Third level down, Marcia had said. Fourth hallway over, second corridor to the left, five doors down, through the unmarked doorway that required a security access. Well, she would deal with that when she came to it, if she came to it.
Walk on, girl. Yes, Papa, I tried to get somebody to cover my back, but the best I could do was Sara’s promise to be our driver. And Marcia’s purloining of these whites and this ID card—Goddess grant that no one checks it. Papa, in spite of your blood in my veins, this is not what I was born for.

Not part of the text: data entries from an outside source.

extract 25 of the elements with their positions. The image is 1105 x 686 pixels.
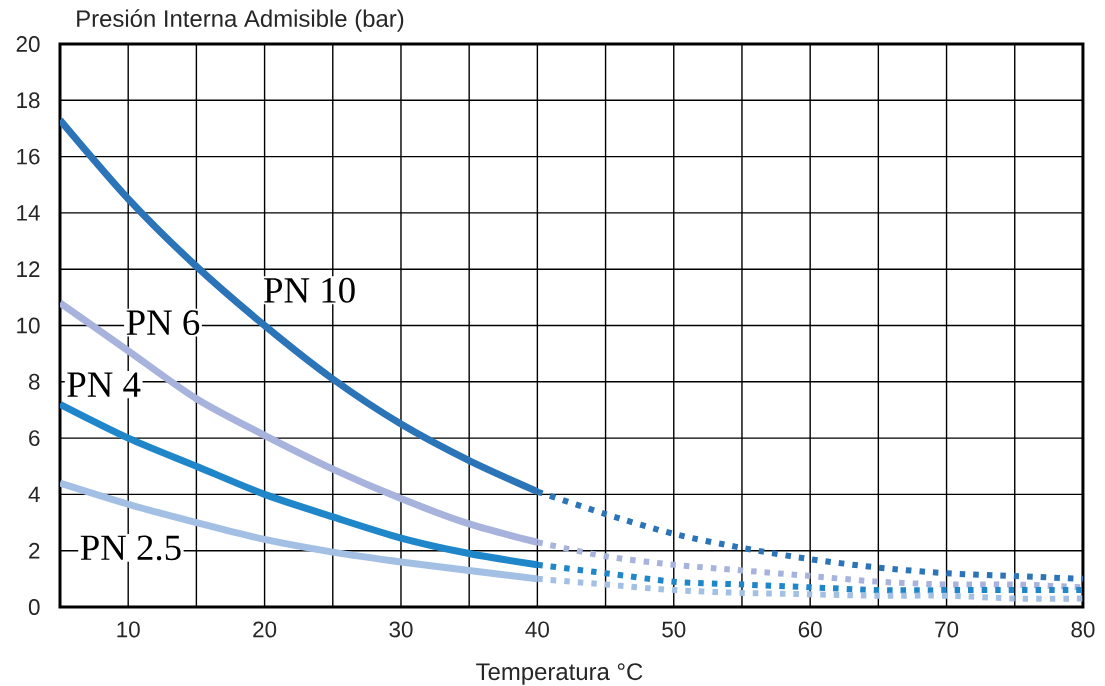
x-tick-label: 60 — [798, 621, 822, 638]
x-tick-label: 40 — [525, 621, 549, 638]
y-tick-label: 10 — [17, 317, 40, 334]
y-tick-label: 8 — [28, 373, 40, 390]
y-tick-label: 4 — [28, 486, 40, 503]
series-label: PN 10 — [264, 277, 355, 303]
y-axis-title: Presión Interna Admisible (bar) — [77, 9, 404, 32]
x-tick-label: 20 — [253, 621, 277, 638]
series-label: PN 2.5 — [80, 535, 181, 561]
y-tick-label: 18 — [17, 92, 40, 109]
x-tick-label: 70 — [935, 621, 959, 638]
y-tick-label: 2 — [29, 542, 40, 559]
series-label: PN 4 — [67, 372, 141, 397]
x-tick-label: 30 — [389, 621, 413, 638]
x-tick-label: 10 — [117, 621, 140, 638]
y-tick-label: 14 — [17, 205, 40, 221]
y-tick-label: 0 — [28, 599, 40, 615]
x-axis-title: Temperatura °C — [476, 663, 643, 685]
y-tick-label: 12 — [17, 261, 40, 278]
y-tick-label: 16 — [17, 148, 40, 165]
y-tick-label: 20 — [16, 36, 40, 52]
y-tick-label: 6 — [29, 430, 40, 447]
x-tick-label: 80 — [1071, 621, 1095, 638]
x-tick-label: 50 — [662, 621, 686, 638]
series-label: PN 6 — [126, 310, 200, 336]
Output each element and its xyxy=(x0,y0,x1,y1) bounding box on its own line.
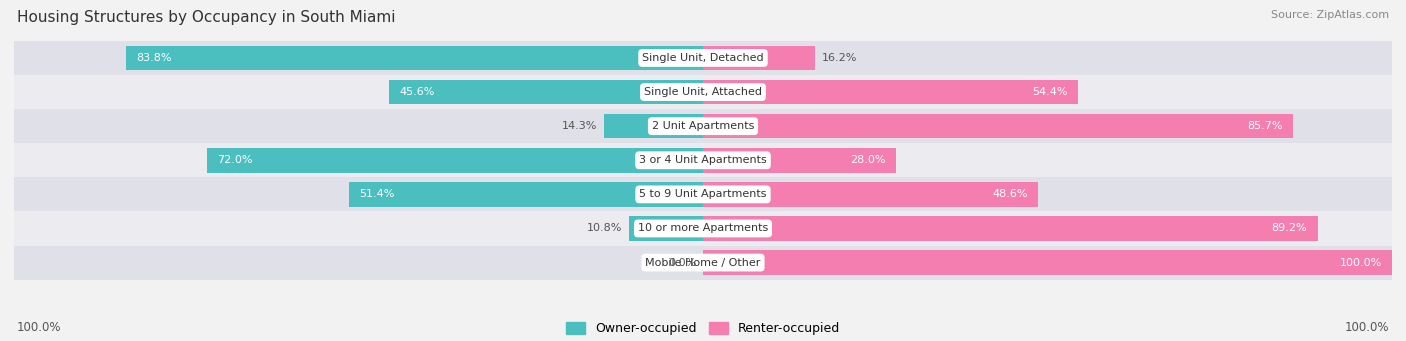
Text: 2 Unit Apartments: 2 Unit Apartments xyxy=(652,121,754,131)
Legend: Owner-occupied, Renter-occupied: Owner-occupied, Renter-occupied xyxy=(561,317,845,340)
Text: 100.0%: 100.0% xyxy=(1344,321,1389,334)
Bar xyxy=(14,41,1392,75)
Bar xyxy=(605,114,703,138)
Text: 45.6%: 45.6% xyxy=(399,87,434,97)
Bar xyxy=(207,148,703,173)
Bar xyxy=(125,46,703,70)
Text: Mobile Home / Other: Mobile Home / Other xyxy=(645,257,761,268)
Bar xyxy=(703,114,1294,138)
Bar xyxy=(14,177,1392,211)
Text: 10.8%: 10.8% xyxy=(586,223,621,234)
Text: 16.2%: 16.2% xyxy=(821,53,856,63)
Bar xyxy=(14,143,1392,177)
Text: Single Unit, Attached: Single Unit, Attached xyxy=(644,87,762,97)
Text: 3 or 4 Unit Apartments: 3 or 4 Unit Apartments xyxy=(640,155,766,165)
Bar xyxy=(628,216,703,241)
Bar xyxy=(14,75,1392,109)
Text: Housing Structures by Occupancy in South Miami: Housing Structures by Occupancy in South… xyxy=(17,10,395,25)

The stairway, now count, one flight—or, no, each turn and landing must be halfway there, yes, so here’s the first doorway, down and down again, and the second level, on down and down—what was that noise? A door opening above. Do I stop? No, continue, that’s right, steady, no break in the rhythm of footsteps and gracias a diosa those steps are going up, not down, getting fainter. And here is the doorway. Open into the corridor and walk left, step by step. So easy to get confused among these blank white walls. Don’t they believe in signs? Or must anyone who ventures down here already know the way?
Down the hall a door opened. Steady, Madrone thought, just keep walking. She thought she heard a moan, but then the sound was cut off and a white-garbed figure hurried her way. She kept her eyes fixed on her destination and passed, not even noting whether the figure was female or male. Her heart was pounding, almost audible, and she slowed it, slowed her breathing, keeping the rhythm of her walk steady.